Saturday, June 1, 2013

Depression Affects Learning

Did you know that depression affects your ability to learn?

Inability to concentrate, forgetfulness, lack of drive - all this can be a result of depression disorder. The scientists only now began researching human brain and its intricacies thoroughly. We all know that depressed people lack serotonin, a brain chemical which affects their happiness.

But what we don't know is that there are two origins of depression:

- Predisposition to depression, which can be a depression gene or family history of mental illnesses.

- External triggers like grief, major trauma, stress, extreme tiredness, etc.

The first type of depression is majorly treated by antidepressants, but the second is more complex and requires a combination of depression therapy and antidepressant medication.

When we are depressed, the illness blocks supply of happy, comforting and hopeful images from our brain when we need them to go on. This is how we lose our drive. Instead depression makes us see everything in negative light and also produces anxiety, which can be at times debilitating. It also reduces our creativity.
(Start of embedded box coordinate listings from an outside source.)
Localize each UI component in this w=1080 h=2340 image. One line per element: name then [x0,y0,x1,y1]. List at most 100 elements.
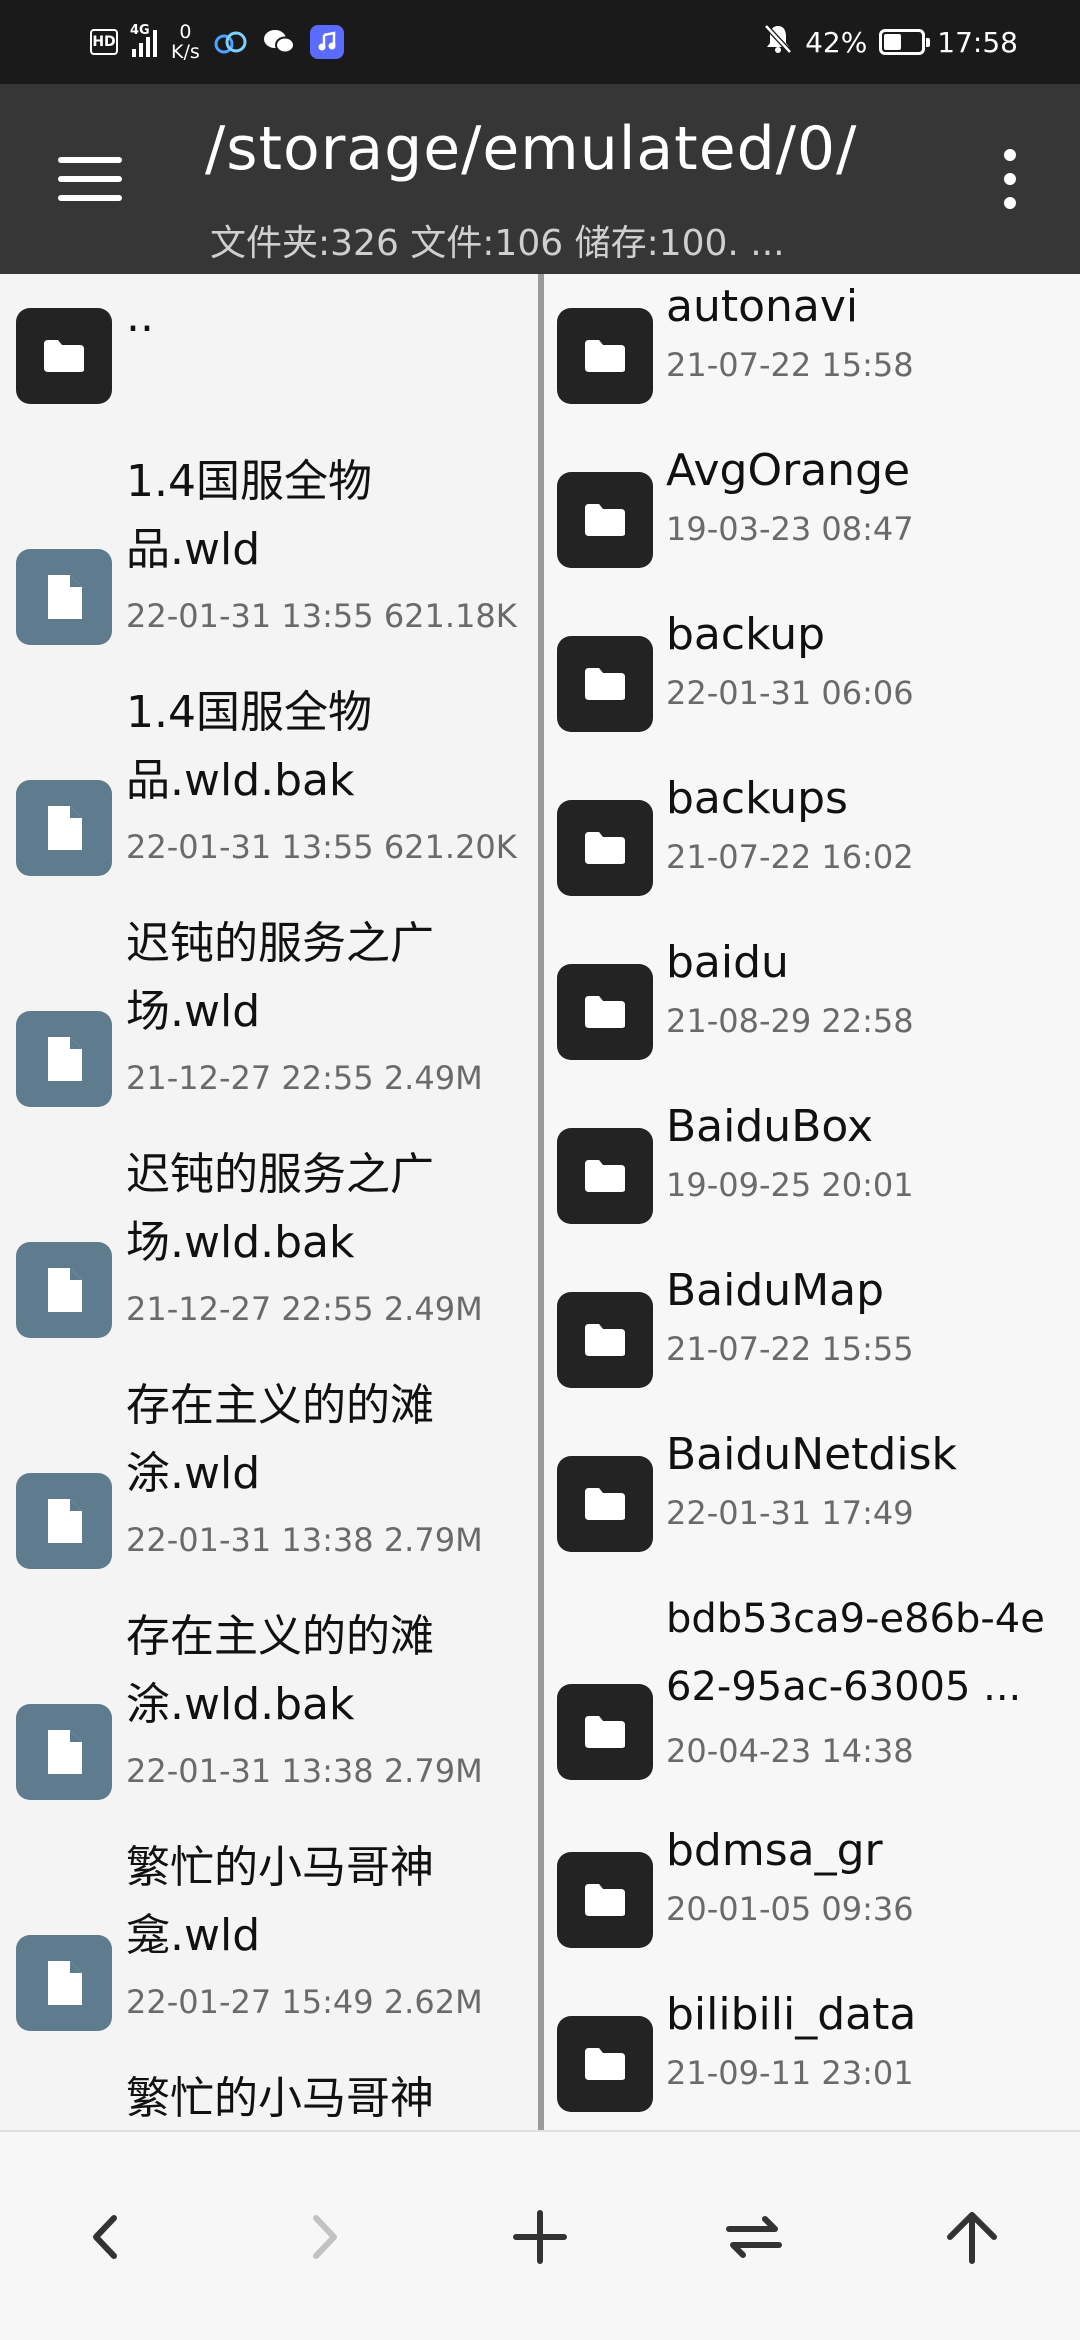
folder-name: BaiduMap [666,1265,885,1316]
item-meta: 22-01-27 15:49 2.62M [126,1983,483,2021]
folder-item[interactable]: baidu 21-08-29 22:58 [544,930,1080,1094]
list-item[interactable]: 存在主义的的滩 涂.wld 22-01-31 13:38 2.79M [0,1373,538,1603]
folder-item[interactable]: BaiduMap 21-07-22 15:55 [544,1258,1080,1422]
hd-icon: HD [90,29,118,55]
item-name-line2: 品.wld.bak [126,755,355,806]
folder-name: backup [666,609,826,660]
folder-item[interactable]: backups 21-07-22 16:02 [544,766,1080,930]
item-meta: 22-01-31 13:38 2.79M [126,1752,483,1790]
wechat-icon [262,25,296,59]
folder-name: autonavi [666,281,859,332]
folder-item[interactable]: backup 22-01-31 06:06 [544,602,1080,766]
folder-name: AvgOrange [666,445,911,496]
network-type: 4G [130,23,150,38]
folder-item[interactable]: autonavi 21-07-22 15:58 [544,274,1080,438]
list-item-parent[interactable]: .. [0,274,538,424]
speed-unit: K/s [171,41,200,63]
battery-level [884,34,902,50]
list-item[interactable]: 1.4国服全物 品.wld 22-01-31 13:55 621.18K [0,449,538,679]
right-pane[interactable]: autonavi 21-07-22 15:58 AvgOrange 19-03-… [544,274,1080,2130]
item-meta: 21-12-27 22:55 2.49M [126,1290,483,1328]
folder-item[interactable]: bilibili_data 21-09-11 23:01 [544,1982,1080,2130]
item-name: .. [126,291,154,342]
item-name-line1: 迟钝的服务之广 [126,1149,434,1200]
swap-icon[interactable] [714,2187,794,2287]
mute-bell-icon [763,23,793,62]
list-item[interactable]: 繁忙的小马哥神 龛.wld 22-01-27 15:49 2.62M [0,1835,538,2065]
menu-icon[interactable] [55,149,125,209]
signal-bar [139,43,143,57]
signal-bar [153,30,157,57]
file-icon [16,1935,112,2031]
item-name-line1: 繁忙的小马哥神 [126,1842,434,1893]
file-icon [16,549,112,645]
item-name-line2: 涂.wld [126,1448,261,1499]
clock: 17:58 [937,25,1018,59]
list-item[interactable]: 存在主义的的滩 涂.wld.bak 22-01-31 13:38 2.79M [0,1604,538,1834]
folder-icon [557,1292,653,1388]
file-icon [16,1704,112,1800]
folder-name: bilibili_data [666,1989,917,2040]
cloud-app-icon [214,25,248,59]
folder-item[interactable]: BaiduBox 19-09-25 20:01 [544,1094,1080,1258]
speed-value: 0 [179,21,192,43]
folder-item[interactable]: bdb53ca9-e86b-4e 62-95ac-63005 ... 20-04… [544,1586,1080,1818]
folder-icon [557,472,653,568]
item-meta: 22-01-31 13:55 621.20K [126,828,517,866]
status-bar: HD 4G 0 K/s 42% 17:58 [0,0,1080,84]
folder-icon [557,964,653,1060]
signal-bar [132,49,136,57]
dot [1004,197,1016,209]
list-item[interactable]: 繁忙的小马哥神 [0,2066,538,2130]
folder-icon [557,308,653,404]
back-icon[interactable] [66,2187,146,2287]
list-item[interactable]: 1.4国服全物 品.wld.bak 22-01-31 13:55 621.20K [0,680,538,910]
list-item[interactable]: 迟钝的服务之广 场.wld 21-12-27 22:55 2.49M [0,911,538,1141]
battery-percent: 42% [805,25,868,59]
folder-name: baidu [666,937,789,988]
left-pane[interactable]: .. 1.4国服全物 品.wld 22-01-31 13:55 621.18K … [0,274,538,2130]
folder-icon [557,800,653,896]
folder-date: 20-04-23 14:38 [666,1732,914,1770]
folder-item[interactable]: bdmsa_gr 20-01-05 09:36 [544,1818,1080,1982]
folder-icon [557,1684,653,1780]
hd-label: HD [92,34,116,50]
folder-item[interactable]: BaiduNetdisk 22-01-31 17:49 [544,1422,1080,1586]
folder-icon [557,2016,653,2112]
item-name-line2: 品.wld [126,524,261,575]
item-name-line2: 场.wld.bak [126,1217,355,1268]
network-speed: 0 K/s [171,22,200,62]
folder-icon [16,308,112,404]
folder-name-line1: bdb53ca9-e86b-4e [666,1596,1045,1642]
menu-line [58,195,122,201]
folder-item[interactable]: AvgOrange 19-03-23 08:47 [544,438,1080,602]
dot [1004,149,1016,161]
menu-line [58,157,122,163]
folder-date: 21-09-11 23:01 [666,2054,914,2092]
list-item[interactable]: 迟钝的服务之广 场.wld.bak 21-12-27 22:55 2.49M [0,1142,538,1372]
item-name-line1: 迟钝的服务之广 [126,918,434,969]
file-icon [16,780,112,876]
menu-line [58,176,122,182]
item-name-line1: 1.4国服全物 [126,456,372,507]
signal-bar [146,37,150,57]
up-icon[interactable] [932,2187,1012,2287]
toolbar: /storage/emulated/0/ 文件夹:326 文件:106 储存:1… [0,84,1080,274]
music-app-icon [309,25,344,59]
item-name-line1: 存在主义的的滩 [126,1380,434,1431]
file-icon [16,1011,112,1107]
folder-icon [557,1128,653,1224]
item-name-line2: 涂.wld.bak [126,1679,355,1730]
more-options-icon[interactable] [1000,149,1020,209]
folder-date: 21-07-22 15:58 [666,346,914,384]
item-name-line1: 繁忙的小马哥神 [126,2073,434,2124]
folder-date: 20-01-05 09:36 [666,1890,914,1928]
folder-name-line2: 62-95ac-63005 ... [666,1664,1022,1710]
item-name-line2: 龛.wld [126,1910,261,1961]
add-icon[interactable] [500,2187,580,2287]
folder-icon [557,1852,653,1948]
status-right: 42% 17:58 [763,20,1018,64]
path-title[interactable]: /storage/emulated/0/ [205,114,857,184]
item-name-line2: 场.wld [126,986,261,1037]
forward-icon[interactable] [284,2187,364,2287]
Some of the antidepressants like Prozac for example will hinder your learning as well as it will level you; stop you from feeling and reacting more deeply. I would imagine that someone studying arts or creative design will have trouble functioning to the best of their abilities on such medications.

There is also a theory that some learning disabilities in children are caused by depression. If you think about it, it fits - lack of interest, loss of energy, mood swings, memory problems, irritability, problems with concentration... This is all textbook signs of depression.

But do not give up your learning whatever you do as the more you persist with learning the more you progress, the happier it will make you. This is like catch 22. Learning new skills especially with jobless depression will give you back your self-respect and confidence which often shrink in depression. But depression itself blocks you from doing it successfully.

What I suggest is to try coping mechanisms in depression first (you learn them in any decent depression therapy), then break your learning process into easy segments which don't make you feel overloaded and desperate.

Just remember an old Chinese proverb:

A journey of a thousand miles begins with a single step.